As cédulas e as notas são títulos de crédito causais que surgem de negócio jurídico necessário e que têm ambiente negocial próprio, uma vez que somente pode originar-se de operação financeira que tem por credor, obrigatoriamente, um banco ou instituição assemelhada. Esse credor, aliás, após o ajuste do negócio, abrirá, com o valor do financiamento, conta vinculada à operação, que o financiado movimentará por meio de cheques, saques, recibos, ordens, cartas ou quaisquer outros documentos, na forma e no tempo previstos na cédula ou no orçamento a ela anexo, caso a instituição credora o tenha exigido. Aliás, a destinação do empréstimo, nas cédulas e notas temáticas (rural, industrial, comercial e de exportação), é elemento essencial do título e de sua formação, não sendo lícita a emissão em circunstâncias outras que não as previstas nas legislações de regência.

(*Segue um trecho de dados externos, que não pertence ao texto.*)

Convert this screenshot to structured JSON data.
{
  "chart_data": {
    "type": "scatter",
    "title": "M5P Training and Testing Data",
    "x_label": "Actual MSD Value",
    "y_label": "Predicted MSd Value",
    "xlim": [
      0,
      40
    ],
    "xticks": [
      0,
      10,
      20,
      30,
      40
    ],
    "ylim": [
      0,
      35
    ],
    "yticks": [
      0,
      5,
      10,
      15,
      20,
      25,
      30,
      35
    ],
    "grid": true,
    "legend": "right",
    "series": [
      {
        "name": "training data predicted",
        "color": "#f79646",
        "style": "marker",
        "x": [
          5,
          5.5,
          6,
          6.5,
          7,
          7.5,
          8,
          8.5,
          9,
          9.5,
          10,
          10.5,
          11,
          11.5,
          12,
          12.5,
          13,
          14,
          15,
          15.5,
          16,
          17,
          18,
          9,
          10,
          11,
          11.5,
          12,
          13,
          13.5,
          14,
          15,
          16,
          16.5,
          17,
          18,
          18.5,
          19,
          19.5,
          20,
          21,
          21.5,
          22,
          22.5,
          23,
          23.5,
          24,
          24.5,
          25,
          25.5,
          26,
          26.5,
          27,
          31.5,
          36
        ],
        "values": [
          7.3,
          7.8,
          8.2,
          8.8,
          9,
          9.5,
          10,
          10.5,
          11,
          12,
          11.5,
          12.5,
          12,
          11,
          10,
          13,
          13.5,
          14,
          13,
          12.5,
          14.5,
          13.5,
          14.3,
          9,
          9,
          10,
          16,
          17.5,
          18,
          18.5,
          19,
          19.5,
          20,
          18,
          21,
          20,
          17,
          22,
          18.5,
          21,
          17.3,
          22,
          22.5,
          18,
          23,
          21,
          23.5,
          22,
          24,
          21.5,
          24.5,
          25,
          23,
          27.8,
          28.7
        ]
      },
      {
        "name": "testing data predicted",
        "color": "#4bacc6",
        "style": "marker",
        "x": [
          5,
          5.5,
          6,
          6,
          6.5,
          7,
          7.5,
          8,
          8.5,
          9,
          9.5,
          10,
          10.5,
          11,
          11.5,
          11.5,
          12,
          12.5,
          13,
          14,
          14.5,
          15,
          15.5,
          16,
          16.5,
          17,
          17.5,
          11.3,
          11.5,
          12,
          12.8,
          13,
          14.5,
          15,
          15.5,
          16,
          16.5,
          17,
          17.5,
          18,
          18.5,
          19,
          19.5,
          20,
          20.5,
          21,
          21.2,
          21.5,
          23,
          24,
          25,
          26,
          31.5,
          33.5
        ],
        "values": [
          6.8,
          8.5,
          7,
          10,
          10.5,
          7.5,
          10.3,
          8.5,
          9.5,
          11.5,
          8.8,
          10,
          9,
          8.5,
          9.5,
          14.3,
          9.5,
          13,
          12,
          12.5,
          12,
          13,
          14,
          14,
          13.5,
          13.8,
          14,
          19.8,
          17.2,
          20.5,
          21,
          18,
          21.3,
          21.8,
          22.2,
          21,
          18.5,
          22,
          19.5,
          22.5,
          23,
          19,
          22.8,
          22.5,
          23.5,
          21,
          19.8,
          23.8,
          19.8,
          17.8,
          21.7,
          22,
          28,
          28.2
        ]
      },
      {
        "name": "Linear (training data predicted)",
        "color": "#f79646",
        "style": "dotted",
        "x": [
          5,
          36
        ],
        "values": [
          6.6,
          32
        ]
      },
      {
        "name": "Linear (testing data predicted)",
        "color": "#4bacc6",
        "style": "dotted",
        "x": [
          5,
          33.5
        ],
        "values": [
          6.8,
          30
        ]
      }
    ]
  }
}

Nesse sentido, o Superior Tribunal de Justiça, julgando o Recurso Especial 162.032/RS, afirmou não ser exequível a cédula “cujo financiamento é aplicado em finalidade diversa daquela prevista na lei de regência”. Os julgadores destacaram que tais títulos foram criados especificamente para estimular a produção, devendo respeitar as condições impostas para tais pelo legislador, cujo intuito foi, visivelmente, “evitar, ao máximo, situações fraudulentas, como é o caso do devedor que se beneficia do financiamento, dando-lhe outra destinação, que não a contraprestação de empreender”. A extinção da execução, destarte, justificou-se pela descaracterização causal do título, sendo que o respeito às tais orientações é uma obrigação das instituições financeiras credoras.
1.1 Tipologia
Em boa técnica, a diferença essencial entre cédulas de crédito e de notas de crédito é a existência, nas primeiras, de garantia real, indicada na própria cártula. As notas não gozam de garantia real, mas constituem crédito especial, aplicando--se os artigos 963 c/c 965, VIII, do Código Civil de 2002. Esse privilégio especial está anotado no artigo 28 do Decreto-lei no 167/67 e no artigo 17 do Decreto--lei no 413/69. A Lei no 10.931/04 mostra pouco domínio da técnica, chamando genericamente de cédula de crédito bancário títulos com ou sem garantia real; essa falha normativa, todavia, não tem o condão de afastar a tipologia jurídica, e é necessário reconhecer que existem tanto cédulas de crédito bancário, quanto notas de crédito bancário.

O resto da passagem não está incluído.